Эренталь пригласил Извольского отдохнуть в моравском замке Бухлау, где ему доставит удовольствие осмотр пинакотеки, после чего они в интимной обстановке взаимного доверия начнут переговоры. Извольский приглашение принял, и они – встретились. Но лучше бы никогда не встречались…
Напротив друг друга сидели два разных человека!
Алоиз фон Эренталь (1854–1912) – внук спекулянта зерном из Праги, который всю жизнь носил длинные пейсы. Сейчас за его спиной стояла древняя монархия Габсбургов, империя казарм и монастырей, заводов Шкоды и Бати, империя наживы, в которой утонченная аристократка Полина Меттерних уже не гнушалась сойтись с Ротшильдом, а дипломаты Австрии роднились с заокеанскими Вандербильдтами. Эренталя окружал непробиваемый панцирь, ловко сочлененный из финансов, внешних связей с идеями пангерманизма и потаенных каналов быстро растущего сионизма.
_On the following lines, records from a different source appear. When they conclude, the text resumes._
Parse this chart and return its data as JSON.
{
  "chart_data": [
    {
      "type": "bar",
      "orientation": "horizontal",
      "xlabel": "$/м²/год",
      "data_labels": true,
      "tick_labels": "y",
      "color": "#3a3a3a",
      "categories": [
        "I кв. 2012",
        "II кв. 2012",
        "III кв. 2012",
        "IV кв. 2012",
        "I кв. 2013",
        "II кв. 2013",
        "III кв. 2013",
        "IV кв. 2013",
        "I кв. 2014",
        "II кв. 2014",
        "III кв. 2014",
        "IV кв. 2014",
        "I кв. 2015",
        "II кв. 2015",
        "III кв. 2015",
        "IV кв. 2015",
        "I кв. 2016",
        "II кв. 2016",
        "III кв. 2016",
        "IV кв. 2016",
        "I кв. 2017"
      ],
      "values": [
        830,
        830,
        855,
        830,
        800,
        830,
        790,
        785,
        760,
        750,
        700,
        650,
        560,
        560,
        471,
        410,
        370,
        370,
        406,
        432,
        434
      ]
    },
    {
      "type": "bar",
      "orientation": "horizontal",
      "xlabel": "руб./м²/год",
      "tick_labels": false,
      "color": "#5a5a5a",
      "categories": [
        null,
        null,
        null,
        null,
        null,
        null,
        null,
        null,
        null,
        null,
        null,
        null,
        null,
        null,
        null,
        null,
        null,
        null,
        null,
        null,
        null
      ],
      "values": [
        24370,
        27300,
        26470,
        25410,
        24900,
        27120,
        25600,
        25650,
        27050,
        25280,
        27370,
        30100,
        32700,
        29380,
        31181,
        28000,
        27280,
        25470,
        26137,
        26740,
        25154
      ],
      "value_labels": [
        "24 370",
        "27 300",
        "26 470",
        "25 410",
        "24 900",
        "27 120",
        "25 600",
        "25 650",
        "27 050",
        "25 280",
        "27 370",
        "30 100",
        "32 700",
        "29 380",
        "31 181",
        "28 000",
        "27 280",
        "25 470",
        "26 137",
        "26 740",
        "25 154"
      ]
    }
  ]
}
Александр Петрович Извольский (1856–1919) – внук придворного, лицеист по образованию, пижон по привычкам, с неизменным моноклем в широко распяленном глазу. За Извольским вырастала империя Рябушинских, Носовых, Морозовых, Коноваловых и Терещенок, империя, пронизанная золотыми жилами иностранного капитала. Если за Эренталем пряталось подполье финансового космополитизма, то за Извольским стояли подпольные связи с международным масонством. О нем писали: «Ходивший всю жизнь в долгах, как в шелках, Извольский бывал порою в большой зависимости от неизвестных международных сил…»
В замке Бухлау они беседовали как бы на равных правах!
Все дело в одном – кто из них и кого перехитрит?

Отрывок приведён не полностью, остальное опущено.